A few days ago I ran across a presentation by Emily Clasper, entitled “Cataloging for usability” (which should be preaching to the choir, shouldn’t it?). It deals with the question: “Why do we need multiple bib records for one title?” She argues that a lot of times, there are clues that may lead to a separate record – but it’s not a matter of blindly following the rules. Rather, it’s important to use your common sense and keep in mind how the user searches for and retrieves information about the item s/he wants (also considering display on mobile devices).
This reminded me of the article “User-centered serials cataloging” by Wendy Baia in Radical Cataloging (2008). One of the practices she criticizes the most is “successive entry cataloging” which creates separate records for things like title changes or change in corporate body name, potentially resulting in the user having to look through endless lists of titles which could conveniently be combined into one record.
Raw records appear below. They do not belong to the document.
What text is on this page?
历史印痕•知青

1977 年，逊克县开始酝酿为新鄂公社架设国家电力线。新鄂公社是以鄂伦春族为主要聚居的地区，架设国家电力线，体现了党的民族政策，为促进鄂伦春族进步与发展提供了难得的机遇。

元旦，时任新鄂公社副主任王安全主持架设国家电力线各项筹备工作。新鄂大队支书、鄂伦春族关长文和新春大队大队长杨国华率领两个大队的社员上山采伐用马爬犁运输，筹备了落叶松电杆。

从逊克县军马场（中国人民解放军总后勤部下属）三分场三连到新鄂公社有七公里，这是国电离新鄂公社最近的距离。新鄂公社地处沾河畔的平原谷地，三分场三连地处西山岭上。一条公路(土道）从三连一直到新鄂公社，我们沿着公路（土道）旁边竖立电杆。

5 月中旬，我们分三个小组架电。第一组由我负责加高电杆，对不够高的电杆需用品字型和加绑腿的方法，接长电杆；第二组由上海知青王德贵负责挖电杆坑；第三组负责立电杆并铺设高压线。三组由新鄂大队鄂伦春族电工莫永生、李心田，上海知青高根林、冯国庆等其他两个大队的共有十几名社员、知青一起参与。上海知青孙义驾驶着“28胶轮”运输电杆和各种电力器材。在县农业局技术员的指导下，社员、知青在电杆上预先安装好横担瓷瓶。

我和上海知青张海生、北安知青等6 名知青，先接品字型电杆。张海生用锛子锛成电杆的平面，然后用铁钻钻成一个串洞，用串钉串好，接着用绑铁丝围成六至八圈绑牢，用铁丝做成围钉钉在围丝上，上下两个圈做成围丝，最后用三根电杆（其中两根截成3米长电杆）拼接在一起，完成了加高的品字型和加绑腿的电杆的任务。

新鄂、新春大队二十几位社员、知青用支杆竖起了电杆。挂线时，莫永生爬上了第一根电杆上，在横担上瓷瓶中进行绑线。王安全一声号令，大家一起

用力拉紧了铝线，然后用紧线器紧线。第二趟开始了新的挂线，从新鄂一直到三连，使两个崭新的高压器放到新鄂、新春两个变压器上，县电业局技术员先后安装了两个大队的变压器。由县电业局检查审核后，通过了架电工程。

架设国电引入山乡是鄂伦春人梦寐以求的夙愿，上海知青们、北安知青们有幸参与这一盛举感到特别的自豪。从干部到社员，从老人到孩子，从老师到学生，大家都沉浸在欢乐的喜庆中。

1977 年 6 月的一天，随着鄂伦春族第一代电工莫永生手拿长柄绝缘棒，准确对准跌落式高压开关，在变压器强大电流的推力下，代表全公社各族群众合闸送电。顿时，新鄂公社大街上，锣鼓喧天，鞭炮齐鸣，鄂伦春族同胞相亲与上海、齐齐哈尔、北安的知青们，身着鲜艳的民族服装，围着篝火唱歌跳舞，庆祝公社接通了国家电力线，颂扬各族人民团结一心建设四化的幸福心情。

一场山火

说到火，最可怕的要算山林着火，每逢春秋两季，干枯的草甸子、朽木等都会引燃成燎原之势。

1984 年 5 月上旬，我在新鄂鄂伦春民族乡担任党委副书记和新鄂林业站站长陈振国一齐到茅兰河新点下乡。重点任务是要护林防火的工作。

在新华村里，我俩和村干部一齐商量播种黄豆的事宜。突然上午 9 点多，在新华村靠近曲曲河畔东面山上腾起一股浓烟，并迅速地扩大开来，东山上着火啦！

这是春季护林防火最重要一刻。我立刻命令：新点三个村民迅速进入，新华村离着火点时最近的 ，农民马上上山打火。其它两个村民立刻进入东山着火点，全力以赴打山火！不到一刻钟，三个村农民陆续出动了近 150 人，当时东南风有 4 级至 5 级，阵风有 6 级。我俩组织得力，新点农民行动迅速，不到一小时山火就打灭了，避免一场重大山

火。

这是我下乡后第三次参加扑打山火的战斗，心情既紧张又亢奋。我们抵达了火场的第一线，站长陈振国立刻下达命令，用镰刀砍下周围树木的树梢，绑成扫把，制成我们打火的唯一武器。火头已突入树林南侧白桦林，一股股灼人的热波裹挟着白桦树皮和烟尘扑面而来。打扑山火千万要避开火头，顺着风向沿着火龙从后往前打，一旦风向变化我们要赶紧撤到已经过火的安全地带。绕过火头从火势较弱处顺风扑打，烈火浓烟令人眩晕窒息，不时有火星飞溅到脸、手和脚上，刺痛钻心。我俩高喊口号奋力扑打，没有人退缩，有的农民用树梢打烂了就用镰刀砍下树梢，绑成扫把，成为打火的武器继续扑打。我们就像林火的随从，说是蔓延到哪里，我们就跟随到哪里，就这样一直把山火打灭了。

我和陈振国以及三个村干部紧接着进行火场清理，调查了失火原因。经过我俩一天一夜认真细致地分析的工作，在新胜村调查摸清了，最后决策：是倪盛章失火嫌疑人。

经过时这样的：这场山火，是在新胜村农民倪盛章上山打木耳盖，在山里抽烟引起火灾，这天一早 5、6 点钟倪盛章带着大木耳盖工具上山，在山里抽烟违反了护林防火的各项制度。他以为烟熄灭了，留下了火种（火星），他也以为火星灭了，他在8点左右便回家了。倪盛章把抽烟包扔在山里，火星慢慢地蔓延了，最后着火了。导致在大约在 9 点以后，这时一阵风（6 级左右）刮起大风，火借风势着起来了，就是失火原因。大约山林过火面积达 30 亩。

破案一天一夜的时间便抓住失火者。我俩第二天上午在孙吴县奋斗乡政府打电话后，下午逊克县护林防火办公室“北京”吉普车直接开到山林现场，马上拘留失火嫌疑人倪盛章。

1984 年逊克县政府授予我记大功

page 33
However, Baia wisely mentions the conflict between your own local practices and consortial or national standards: “It is important to distinguish between the positive benefits of creative solutions to problems in one’s local catalog rather than problem-causing creativity in a cooperative national or consortial database in violation of agreed-upon standards.” This is a dilemma I face time and time again myself: tweaking rules is far more difficult if you catalog into a consortial database which has to adhere to a set of agreements and rule interpretations so as not to cause confusion and inconsistency. I just can’t quite “do what I want” in this environment (even if I was consistent in not complying with standards). Yet I try to be guided by usability and by what retrieval via the OPAC/discovery layer looks like for the user when I make decisions within the scope of shared cataloging standards.
After all, “every decision we make affects how people experience the library. Let’s make sure we’re creating improvements” (Emily Clasper).
Terry Reese’s recent post “A Sense of Service: Service outside of the public eye” suggests the “idea of a service of gaps and a notion that service is a fulfillment of an obligation to step in and fill needs”. Well, I notice this “philosophy of gaps” applies to my situation, too – in two ways, in fact.
Most of my colleagues are DBAs, sysadmins, programmers, systems librarians. Granted, some of them used to be catalogers, but they don’t do it on a daily or even regular basis anymore, so over time they lost touch with the ins and outs and would have a hard time giving practical advice. But we realized that we need a certain amount of cataloging expertise in-house. So, although I kind of branched out and got systems librarians training, for the time being I stick with cataloging, partly in order to fill a gap of know-how: I spend some of my working day on a recon project with a colleague, but I also share my cataloging expertise and act as a kind of informal consultant to my tech colleagues.
There’s a second way in which my organisation and I have seen gaps and pragmatically fill a need that resurfaces time and time again. As I said in my last post, the new authority file GND was introduced. From a cataloging point of view, our partner institutions had to be trained to enable them to use and work with the GND. Big university libraries identified people to be “disseminators”, i.e. to get trained and then train catalogers at their library. But what about small institutions like special libraries or one-person-libraries that are part of the consortium? We set up training sessions for them where I also encouraged them to contact me with any cataloging-related issues they have. Mostly they are all on their own, with no colleagues to ask, so it’s good for them to know who to turn to. Again, a gap of service that I’m happy to fill because it means you see the needs of your clients, take them seriously and respond to them.
Filling gaps can make you more confident in your skills because you realize they are appreciated by those you serve or work with – you realize you have something important to bring to the table, and what you take for granted may have added value for others because they just don’t have the time or know-how to fill that specific gap.